The chairman and chief executive of Equifax, Richard F. Smith, retired on Tuesday in the aftermath of a major data breach that exposed the personal information of as many as 143 million people, the credit reporting agency said.
Two other top Equifax executives – the chief information officer and the chief security officer – stepped down Sept. 14.
Equifax, based in Atlanta, said this month that hackers had exploited an unpatched flaw in its website software to extract names, Social Security numbers, birth dates, addresses and other information about millions of people.
The company faced a blistering outcry from lawmakers and the public for failing to protect the sensitive data and for a response that many found lackluster. A website Equifax created to provide information on the breach was initially plagued by problems, and the company struggled to keep up with a deluge of questions from confused and alarmed consumers.
Three Equifax executives, including its chief financial officer, John W. Gamble Jr., sold $1.8 million in company shares in the days after the breach was discovered – but before it was publicly disclosed. (Equifax has said the executives were unaware of the breach at the time of their stock sales.)
Smith, 57, had been the chairman and chief executive of Equifax Inc. since 2005. He joined the company after a 22-year career at General Electric that included top executive positions in the conglomerate’s insurance, leasing and asset-management divisions.
Before the data breach at Equifax, Smith was widely admired on Wall Street for developing new products and increasing sales. Equifax had revenue of $3.1 billion last year, up from $1.4 billion the year he took over.
Federal authorities, led by the FBI, have opened a criminal investigation into the cyberattack on Equifax.
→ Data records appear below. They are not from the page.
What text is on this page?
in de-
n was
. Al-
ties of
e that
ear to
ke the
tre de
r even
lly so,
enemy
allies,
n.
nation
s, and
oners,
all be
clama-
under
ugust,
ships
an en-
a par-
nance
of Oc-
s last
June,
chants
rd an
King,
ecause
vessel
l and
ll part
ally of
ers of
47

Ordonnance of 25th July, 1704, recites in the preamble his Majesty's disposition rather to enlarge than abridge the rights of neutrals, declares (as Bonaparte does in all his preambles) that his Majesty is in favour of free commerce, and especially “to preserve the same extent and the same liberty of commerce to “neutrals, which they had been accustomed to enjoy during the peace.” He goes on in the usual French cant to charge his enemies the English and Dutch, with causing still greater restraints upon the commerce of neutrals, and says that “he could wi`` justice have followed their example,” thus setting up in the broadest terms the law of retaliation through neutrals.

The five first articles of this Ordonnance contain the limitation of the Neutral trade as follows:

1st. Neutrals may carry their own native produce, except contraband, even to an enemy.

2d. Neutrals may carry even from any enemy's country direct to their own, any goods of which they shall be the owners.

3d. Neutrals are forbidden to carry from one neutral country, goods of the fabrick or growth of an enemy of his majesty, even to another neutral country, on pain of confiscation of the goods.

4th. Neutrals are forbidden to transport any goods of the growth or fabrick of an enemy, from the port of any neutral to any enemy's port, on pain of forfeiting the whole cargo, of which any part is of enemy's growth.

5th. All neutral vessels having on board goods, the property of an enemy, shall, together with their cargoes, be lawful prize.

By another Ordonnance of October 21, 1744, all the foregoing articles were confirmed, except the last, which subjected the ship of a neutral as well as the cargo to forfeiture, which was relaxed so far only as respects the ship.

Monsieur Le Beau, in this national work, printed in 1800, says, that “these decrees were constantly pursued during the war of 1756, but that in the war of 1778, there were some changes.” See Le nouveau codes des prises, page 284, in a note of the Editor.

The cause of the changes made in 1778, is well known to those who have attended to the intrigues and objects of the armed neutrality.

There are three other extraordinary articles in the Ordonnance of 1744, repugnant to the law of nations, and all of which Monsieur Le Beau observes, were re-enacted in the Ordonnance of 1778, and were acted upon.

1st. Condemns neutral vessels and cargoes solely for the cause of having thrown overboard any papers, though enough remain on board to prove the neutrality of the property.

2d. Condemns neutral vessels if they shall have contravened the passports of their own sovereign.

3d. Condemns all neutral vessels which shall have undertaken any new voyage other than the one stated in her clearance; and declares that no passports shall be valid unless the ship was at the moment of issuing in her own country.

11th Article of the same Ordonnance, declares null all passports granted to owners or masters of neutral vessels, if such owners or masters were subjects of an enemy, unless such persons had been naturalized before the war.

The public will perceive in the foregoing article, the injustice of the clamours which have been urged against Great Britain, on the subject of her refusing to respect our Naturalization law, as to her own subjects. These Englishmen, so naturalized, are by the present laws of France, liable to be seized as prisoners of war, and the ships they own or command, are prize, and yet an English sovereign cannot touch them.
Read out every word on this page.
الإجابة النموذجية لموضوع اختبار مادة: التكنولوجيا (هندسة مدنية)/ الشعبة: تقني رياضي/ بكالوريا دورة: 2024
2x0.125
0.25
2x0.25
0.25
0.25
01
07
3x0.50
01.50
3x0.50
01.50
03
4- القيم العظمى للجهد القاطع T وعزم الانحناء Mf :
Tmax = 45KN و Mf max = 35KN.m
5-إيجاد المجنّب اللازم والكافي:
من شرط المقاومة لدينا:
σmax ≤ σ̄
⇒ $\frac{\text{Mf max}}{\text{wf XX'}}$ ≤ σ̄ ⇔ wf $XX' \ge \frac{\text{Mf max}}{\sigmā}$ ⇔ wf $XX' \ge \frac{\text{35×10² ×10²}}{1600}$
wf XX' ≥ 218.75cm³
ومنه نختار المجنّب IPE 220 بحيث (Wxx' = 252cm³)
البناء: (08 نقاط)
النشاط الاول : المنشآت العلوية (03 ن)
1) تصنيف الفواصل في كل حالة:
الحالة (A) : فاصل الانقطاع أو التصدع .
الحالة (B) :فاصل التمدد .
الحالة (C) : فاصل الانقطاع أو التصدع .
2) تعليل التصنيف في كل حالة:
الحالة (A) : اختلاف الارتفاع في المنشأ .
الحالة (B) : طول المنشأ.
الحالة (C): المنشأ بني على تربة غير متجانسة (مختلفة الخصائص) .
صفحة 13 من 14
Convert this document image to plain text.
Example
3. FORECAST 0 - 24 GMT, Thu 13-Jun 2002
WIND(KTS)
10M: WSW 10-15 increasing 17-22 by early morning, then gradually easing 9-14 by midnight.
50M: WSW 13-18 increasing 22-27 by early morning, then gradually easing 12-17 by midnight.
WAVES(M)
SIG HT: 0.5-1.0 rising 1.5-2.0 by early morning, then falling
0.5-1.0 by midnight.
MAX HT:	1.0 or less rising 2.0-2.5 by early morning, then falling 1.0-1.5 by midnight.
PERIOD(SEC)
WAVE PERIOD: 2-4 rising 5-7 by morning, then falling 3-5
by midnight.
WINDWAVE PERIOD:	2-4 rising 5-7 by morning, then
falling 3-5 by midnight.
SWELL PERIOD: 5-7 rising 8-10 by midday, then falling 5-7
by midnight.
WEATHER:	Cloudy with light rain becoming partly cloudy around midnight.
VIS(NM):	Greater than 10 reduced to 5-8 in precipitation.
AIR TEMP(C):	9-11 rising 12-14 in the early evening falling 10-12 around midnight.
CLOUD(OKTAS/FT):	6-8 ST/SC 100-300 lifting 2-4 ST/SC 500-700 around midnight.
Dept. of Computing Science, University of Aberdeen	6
More than 30 state attorneys general have begun investigations into the breach, and federal lawmakers from both parties have requested information from Equifax and called for hearings on what went wrong. The Massachusetts attorney general filed a lawsuit against Equifax on Sept. 19 seeking civil damages and other payments. Smith had agreed to testify next month before the House Energy and Commerce Committee.
A North Carolina couple has also filed a lawsuit in Charlotte against credit-reporting company Equifax over the firm’s disclosure this month of a hack that potentially exposed highly personal data of millions of Americans.